Poitiers, une cité idéale maçonnique ?
Institution discrète, la Franc-maçonnerie française imagine et façonne en loge, depuis le XVIIIe siècle, sa société utopique.
« D (demande) – Qu'est-ce que la Franc-maçonnerie ?
R (réponse) – C'est une institution philanthropique, philosophique et progressive, ayant pour objet l'exercice de la bienfaisance, l'étude de la morale universelle, des sciences et des arts et les pratiques de toutes les vertus.
D – Qu'est-ce qu'un Maçon ?
R – C'est un homme libre et de bonnes mœurs, également ami des pauvres et des riches s'ils sont vertueux »
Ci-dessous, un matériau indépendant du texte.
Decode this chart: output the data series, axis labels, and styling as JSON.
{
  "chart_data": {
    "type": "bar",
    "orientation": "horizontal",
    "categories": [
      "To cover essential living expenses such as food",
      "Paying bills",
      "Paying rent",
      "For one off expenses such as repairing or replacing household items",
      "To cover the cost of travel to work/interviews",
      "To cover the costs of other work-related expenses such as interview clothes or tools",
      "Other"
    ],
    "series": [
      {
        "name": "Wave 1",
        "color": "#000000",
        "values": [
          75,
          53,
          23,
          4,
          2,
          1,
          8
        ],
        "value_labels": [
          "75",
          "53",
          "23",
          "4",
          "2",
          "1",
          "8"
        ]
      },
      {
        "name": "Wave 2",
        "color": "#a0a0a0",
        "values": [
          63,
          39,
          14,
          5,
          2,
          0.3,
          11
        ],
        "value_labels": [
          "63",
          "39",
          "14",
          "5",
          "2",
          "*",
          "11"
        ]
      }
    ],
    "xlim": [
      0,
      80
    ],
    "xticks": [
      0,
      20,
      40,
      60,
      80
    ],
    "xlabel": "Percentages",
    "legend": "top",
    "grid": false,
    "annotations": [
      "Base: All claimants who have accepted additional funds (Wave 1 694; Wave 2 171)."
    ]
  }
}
Instruction pour le grade d'apprenti au Rite Français, 1900, p. 12
Parallèlement à la culture républicaine du XIXe siècle, la Franc-maçonnerie philosophe sur l'évolution de l'Humanité, encourage l'antipathie pour la tyrannie et le fanatisme, développe l'esprit de liberté et de fraternité, qu'elle considère comme inhérentes à la République et la Démocratie, et lutte contre l'ultramontanisme et l'endoctrinement religieux, corollaire de l'emprise de l'Église sur les esprits. C’est une culture rationaliste opposée à la foi et aux discours religieux (Serge Berstein, 1999), remparts à la liberté, qui veut amener l'Humanité vers l'âge scientifique.
Vitrine du spectre social urbain poitevin, la Franc-maçonnerie diffuse au cœur des villes et villages son message. A l'occasion du 14 juillet 1903, les loges « Solidarité » de Poitiers et « Solidarité Sociale » de Neuville remettent à la ville une statue nommée La Liberté éclairant le Monde. Elle est installée, lors d'une cérémonie officielle, sur la place du Pilori, lieu où fut exécuté le général Berton en 1822. Acceptée officiellement par le conseil municipal de Poitiers, l’érection de la statue témoigne des liens qui existent entre l'administration locale et la Franc-maçonnerie.
Elle représente une femme, allégorie de la Liberté tenant du bout du bras droit un globe. Symbole de l'universalité du message maçonnique, elle apporte la lumière à la population, assimilant ainsi le globe à la création du Grand Architecte de l'Univers.
Sur la face antérieure du socle en granite est gravée en peinture rouge l'inscription « Aux défenseurs de la liberté ». Les Frères se positionnent, au sein de la cité, comme un bouclier contre l'endoctrinement, une étape supplémentaire dans le combat contre le cléricalisme. Le monument est le héraut des libertés, notamment de la liberté de conscience.
Sur la face postérieure est inscrite une pensée de Montesquieu : « Quand l'innocence des citoyens n'est pas assurée, la liberté ne l'est pas non plus. » Il s’agit peut-être d’une référence à l'affaire Dreyfus qui, depuis 1894, divise la France et déchaîne l'opinion publique. Les loges de Poitiers et de Neuville comme le Grand Orient de France se sont rapidement prononcées pour le camp dreyfusard.
Puis, sur des cartouches qui ornent le socle, sont inscrits les mots « Poitiers, Liberté, Égalité, Fraternité ». Le nom de Poitiers est sur le même plan que la devise révolutionnaire. Ainsi, l'union citoyenne est garante de liberté et d'égalité.
Pour Thomas More, Utopia désigne un lieu qui ne peut être localisé, voire imaginaire. Ainsi, la cité idéale, utopique, des Frères de Poitiers doit prendre forme avec le triptyque Liberté, Égalité, Fraternité : la liberté de conscience qui se manifeste par le combat contre le cléricalisme ; l'égalité du citoyen grâce à l'accès à l'éducation et au développement de la pensée scientifique ; la fraternité devant l'adversité, une société unie qui prend soin de l'ensemble de sa population.